THE POVERTY OF DIVORCE

I can remember my husband saying that one of the greatest causes of women living in poverty in the United States was no-fault divorce. Although he was a litigator and corporate lawyer, he tended to be a compassionate father-confessor to many of the women who worked with him and saw them struggling with financial as well as emotional issues after being abandoned by their husbands.  
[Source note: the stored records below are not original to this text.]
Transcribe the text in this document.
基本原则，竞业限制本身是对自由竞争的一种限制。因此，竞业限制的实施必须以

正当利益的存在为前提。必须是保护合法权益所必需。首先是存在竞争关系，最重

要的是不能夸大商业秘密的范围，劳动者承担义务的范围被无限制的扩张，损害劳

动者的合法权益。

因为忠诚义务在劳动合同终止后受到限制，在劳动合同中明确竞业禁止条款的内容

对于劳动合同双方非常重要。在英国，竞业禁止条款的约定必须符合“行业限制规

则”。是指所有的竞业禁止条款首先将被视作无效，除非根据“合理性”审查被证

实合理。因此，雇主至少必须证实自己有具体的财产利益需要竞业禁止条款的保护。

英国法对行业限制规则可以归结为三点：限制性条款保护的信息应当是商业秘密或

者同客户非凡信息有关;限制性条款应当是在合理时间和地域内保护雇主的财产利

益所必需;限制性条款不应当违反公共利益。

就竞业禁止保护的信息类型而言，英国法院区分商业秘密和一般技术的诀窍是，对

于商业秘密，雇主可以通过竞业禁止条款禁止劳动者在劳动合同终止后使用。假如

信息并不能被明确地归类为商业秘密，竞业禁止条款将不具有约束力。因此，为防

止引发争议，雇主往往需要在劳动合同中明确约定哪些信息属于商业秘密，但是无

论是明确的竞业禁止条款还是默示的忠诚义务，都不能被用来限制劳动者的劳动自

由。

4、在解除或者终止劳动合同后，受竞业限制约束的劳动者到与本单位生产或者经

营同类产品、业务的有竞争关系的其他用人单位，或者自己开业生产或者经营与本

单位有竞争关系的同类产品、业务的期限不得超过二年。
When he taught each of our six children to drive, he began by telling them that in the state of California, parents of children between the ages of sixteen and eighteen can have their teenager's driver's license taken away for any reason or no reason. And that is what can happen with marriages now: one spouse, usually the husband, can divorce the other for any reason or no reason. This necessarily leads to a deep instability in the institution of marriage where husbands and wives can feel as if they are walking on eggs because at any moment the person who promised to love them until death can break that vow and leave. If there are children in the marriage, the instability has deep repercussions for them: not only is their family split apart, but the fact that their parents don't love each other any more can easily lead them to doubt whether their parents love them. And in many cases the parent who walks out of their home also walks out of their lives.
I understand the mentality that drove the push for no fault divorce, where women were caught in abusive marriages and often seemed unable to escape.  But as my husband also used to say, hard cases make bad law and the resulting apparent revolving door approach to marriage has resulted in far more chaos and heartbreak. 
Since I began volunteering as a team presenter on Beginning Experience Weekend retreats for the widowed, separated and divorced, I see the devastation wreaked by separation and divorce in a landscape littered by broken promises and dreams, and abandoned spouses and children who are deeply wounded. Being involved in a ministry that reaches out to enable participants to begin healing has also made me thankful that I am a widow, since at least I know that I was faithfully and passionately loved. The law teaches as well as legislates, and what it is teaching now is that marriages are disposable; it is time to bring back some protections to those who are most at risk with this perception, the abandoned spouse and children.